Cependant les émissaires du Tsar, dont le trône oscille, prétendent rentrer désormais dans la neutralité de jadis. « Comment neutres ? » rétorque le général d’Esperey qui présente à leur agrément la convention militaire. « Vous n’êtes point des neutres, mais des vaincus. » Nul ne proteste. Les plénipotentiaires acceptent toutes les conditions imposées. A la dernière heure, pris de tardifs scrupules, désireux surtout de se décharger des responsabilités sur le « pouvoir civil », ils demandent à Sofia, par T. S. F., s’il peuvent signer l’armistice. « Si vous avez pleins pouvoirs, répond Malinof que les émeutes pressent, c’est pour traiter, et hâtez-vous ! » Le 29 septembre, à dix heures du soir, la Bulgarie se soumet.
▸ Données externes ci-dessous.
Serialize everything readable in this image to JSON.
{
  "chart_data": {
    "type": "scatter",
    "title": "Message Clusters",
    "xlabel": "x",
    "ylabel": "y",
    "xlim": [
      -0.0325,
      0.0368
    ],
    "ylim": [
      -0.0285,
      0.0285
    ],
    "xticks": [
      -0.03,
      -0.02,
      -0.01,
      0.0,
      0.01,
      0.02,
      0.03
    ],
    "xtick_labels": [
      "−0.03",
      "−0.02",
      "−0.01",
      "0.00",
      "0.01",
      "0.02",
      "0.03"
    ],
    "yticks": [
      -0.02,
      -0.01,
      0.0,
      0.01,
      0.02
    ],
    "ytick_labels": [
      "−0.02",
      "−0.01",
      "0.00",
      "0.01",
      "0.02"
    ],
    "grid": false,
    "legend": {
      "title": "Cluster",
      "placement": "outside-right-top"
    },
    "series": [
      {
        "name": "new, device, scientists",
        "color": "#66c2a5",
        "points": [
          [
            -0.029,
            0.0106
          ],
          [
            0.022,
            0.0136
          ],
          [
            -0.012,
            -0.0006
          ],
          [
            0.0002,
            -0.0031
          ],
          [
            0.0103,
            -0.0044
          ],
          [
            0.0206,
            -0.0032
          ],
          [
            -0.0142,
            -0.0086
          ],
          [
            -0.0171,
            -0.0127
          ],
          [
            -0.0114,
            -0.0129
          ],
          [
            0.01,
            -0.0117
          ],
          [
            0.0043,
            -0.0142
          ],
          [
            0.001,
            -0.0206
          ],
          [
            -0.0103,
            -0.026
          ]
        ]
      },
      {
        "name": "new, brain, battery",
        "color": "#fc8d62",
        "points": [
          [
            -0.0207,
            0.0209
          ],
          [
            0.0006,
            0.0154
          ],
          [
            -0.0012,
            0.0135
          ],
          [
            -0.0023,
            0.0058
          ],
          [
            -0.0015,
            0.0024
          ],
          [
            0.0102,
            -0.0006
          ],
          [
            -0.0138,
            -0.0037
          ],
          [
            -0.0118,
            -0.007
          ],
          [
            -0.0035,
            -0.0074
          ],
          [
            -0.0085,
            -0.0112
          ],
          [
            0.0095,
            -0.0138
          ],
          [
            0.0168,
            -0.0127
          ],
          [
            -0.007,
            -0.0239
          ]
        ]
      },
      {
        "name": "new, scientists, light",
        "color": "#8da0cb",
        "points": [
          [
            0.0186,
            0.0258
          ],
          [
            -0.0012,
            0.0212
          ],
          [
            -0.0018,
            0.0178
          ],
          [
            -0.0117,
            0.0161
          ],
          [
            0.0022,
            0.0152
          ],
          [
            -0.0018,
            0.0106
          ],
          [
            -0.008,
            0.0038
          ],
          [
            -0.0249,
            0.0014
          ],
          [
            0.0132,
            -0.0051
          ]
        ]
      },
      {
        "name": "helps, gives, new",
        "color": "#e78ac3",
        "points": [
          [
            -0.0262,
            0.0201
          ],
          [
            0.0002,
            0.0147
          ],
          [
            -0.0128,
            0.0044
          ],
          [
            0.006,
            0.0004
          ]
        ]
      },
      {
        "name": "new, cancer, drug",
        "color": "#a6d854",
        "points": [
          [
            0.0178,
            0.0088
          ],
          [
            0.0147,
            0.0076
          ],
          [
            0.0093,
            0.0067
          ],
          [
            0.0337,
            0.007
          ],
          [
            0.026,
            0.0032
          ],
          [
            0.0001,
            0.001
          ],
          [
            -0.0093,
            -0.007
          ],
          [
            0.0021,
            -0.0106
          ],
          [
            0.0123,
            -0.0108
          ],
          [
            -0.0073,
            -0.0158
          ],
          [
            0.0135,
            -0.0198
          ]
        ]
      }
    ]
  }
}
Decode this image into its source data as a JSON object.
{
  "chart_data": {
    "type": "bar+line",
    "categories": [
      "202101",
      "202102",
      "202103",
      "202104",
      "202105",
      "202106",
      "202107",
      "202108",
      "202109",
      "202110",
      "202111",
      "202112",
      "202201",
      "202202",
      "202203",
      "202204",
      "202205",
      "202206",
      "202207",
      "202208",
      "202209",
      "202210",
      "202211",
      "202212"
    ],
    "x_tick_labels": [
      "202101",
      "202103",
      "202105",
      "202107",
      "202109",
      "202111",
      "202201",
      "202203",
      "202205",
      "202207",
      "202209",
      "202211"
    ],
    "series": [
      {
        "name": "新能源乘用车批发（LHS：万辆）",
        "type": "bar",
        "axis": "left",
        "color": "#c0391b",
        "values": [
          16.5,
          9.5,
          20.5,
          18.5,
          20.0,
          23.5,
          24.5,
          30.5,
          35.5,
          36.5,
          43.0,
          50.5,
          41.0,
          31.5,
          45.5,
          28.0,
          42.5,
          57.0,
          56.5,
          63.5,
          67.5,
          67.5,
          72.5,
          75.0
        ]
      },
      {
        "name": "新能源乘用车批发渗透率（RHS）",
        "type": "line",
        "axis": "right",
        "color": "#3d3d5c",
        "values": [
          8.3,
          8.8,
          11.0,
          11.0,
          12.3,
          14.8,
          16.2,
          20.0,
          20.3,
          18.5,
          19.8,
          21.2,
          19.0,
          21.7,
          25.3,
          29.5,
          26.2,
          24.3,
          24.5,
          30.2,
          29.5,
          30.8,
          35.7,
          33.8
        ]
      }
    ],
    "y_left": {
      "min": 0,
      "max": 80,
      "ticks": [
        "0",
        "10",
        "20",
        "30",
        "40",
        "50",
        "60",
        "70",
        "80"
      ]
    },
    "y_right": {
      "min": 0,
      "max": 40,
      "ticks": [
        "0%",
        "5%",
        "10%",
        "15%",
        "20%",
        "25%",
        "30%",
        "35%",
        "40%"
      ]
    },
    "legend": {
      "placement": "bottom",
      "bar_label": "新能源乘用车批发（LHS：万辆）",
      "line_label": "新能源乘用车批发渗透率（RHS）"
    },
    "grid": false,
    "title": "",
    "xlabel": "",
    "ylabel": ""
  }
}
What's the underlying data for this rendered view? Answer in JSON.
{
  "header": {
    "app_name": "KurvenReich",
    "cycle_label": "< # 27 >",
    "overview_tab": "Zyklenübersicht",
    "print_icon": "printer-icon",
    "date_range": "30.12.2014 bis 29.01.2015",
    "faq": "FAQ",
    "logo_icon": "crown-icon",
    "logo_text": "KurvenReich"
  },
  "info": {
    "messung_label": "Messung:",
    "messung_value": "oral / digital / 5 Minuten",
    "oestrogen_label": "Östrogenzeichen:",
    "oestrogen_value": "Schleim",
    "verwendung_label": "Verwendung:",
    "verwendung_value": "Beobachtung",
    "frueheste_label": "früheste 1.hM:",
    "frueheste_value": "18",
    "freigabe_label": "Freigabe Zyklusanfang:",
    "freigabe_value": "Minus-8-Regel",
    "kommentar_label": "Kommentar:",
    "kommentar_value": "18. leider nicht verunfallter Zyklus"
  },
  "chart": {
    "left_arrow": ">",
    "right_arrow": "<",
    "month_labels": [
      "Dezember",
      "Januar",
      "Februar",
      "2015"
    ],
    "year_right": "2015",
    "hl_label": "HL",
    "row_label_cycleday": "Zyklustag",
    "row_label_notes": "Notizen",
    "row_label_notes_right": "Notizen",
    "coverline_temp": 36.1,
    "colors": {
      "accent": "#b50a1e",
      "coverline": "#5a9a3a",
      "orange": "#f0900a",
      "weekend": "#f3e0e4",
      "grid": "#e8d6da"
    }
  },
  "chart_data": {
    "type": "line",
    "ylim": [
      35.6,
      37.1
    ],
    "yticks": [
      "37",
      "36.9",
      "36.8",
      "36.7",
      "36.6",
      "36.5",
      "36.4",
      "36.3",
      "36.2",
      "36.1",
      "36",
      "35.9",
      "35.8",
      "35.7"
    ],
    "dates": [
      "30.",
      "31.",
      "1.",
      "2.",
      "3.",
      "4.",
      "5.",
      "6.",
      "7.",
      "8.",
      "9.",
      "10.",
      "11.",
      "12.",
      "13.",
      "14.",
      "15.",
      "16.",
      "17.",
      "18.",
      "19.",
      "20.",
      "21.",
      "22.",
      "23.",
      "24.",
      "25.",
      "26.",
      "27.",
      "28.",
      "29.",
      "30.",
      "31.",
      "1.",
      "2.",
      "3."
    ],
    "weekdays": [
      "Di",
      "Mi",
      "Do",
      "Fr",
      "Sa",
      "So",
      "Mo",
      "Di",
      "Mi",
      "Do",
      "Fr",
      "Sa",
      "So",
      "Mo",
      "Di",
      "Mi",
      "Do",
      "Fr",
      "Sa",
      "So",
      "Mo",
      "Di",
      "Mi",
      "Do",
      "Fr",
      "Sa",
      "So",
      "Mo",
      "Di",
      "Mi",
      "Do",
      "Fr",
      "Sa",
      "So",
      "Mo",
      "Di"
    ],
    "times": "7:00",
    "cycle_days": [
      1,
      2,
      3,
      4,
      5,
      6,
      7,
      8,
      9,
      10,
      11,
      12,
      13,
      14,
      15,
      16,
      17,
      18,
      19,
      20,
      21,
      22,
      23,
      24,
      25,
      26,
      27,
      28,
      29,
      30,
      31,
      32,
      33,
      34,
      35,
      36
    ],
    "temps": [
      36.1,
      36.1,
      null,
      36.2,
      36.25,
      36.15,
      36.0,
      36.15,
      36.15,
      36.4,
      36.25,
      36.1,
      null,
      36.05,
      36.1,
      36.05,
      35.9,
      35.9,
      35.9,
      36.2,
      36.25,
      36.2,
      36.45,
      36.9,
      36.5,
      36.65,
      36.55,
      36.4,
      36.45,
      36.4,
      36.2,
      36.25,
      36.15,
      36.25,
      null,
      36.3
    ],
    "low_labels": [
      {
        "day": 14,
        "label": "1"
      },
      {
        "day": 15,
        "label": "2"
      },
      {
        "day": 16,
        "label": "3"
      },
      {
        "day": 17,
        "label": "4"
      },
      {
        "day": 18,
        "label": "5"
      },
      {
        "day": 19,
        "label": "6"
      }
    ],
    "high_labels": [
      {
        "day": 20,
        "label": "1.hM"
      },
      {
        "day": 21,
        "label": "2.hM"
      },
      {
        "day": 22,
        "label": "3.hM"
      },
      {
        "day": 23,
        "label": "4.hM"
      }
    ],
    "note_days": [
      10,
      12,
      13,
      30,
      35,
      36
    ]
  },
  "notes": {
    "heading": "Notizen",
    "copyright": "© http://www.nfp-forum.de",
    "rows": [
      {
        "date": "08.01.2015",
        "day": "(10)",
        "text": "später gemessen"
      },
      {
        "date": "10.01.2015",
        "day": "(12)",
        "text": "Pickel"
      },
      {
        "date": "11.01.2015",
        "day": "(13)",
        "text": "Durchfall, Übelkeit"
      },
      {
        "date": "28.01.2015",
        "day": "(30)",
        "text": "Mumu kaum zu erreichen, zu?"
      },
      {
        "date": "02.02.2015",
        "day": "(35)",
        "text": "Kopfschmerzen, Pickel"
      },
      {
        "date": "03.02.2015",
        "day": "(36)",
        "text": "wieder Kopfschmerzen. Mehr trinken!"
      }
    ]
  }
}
Évacuation des territoires grecs et serbes ; remise des prisonniers alliés ; reddition des éléments restés à l’Ouest du méridien d’Ouskoub, c’est-à-dire, de trois divisions de la XIe armée allemande, soit 90 000 hommes, 1 600 officiers, 5 généraux, 800 canons, des centaines de minenwerfer, des milliers de mitrailleuses, 30 000 animaux, 1 300 wagons, 200 locomotives, un butin énorme ; démobilisation des trois autres armées bulgares, à l’exception de trois divisions qui pourront garder les frontières de Dobroudja et de Thrace ; les Austro-Allemands expulsés de Bulgarie ; les dépôts d’armes, de munitions, de véhicules placés sous le contrôle des Alliés, des garnisons alliées aux points stratégiques, la libre disposition par les Armées Alliées des voies de communication et des ports, des moyens de transport, des chevaux : aucune humiliation, des garanties. Traité frappé au coin français, qui met les Bulgares hors d’état de nuire, mais n’entrave en rien leur labeur de paix.

Le 3 octobre, Ferdinand, « le premier espion de l’Allemagne, » comme le qualifiait un de ses officiers capturés, abdique sous la pression de ses ministres et les menaces de ses sujets.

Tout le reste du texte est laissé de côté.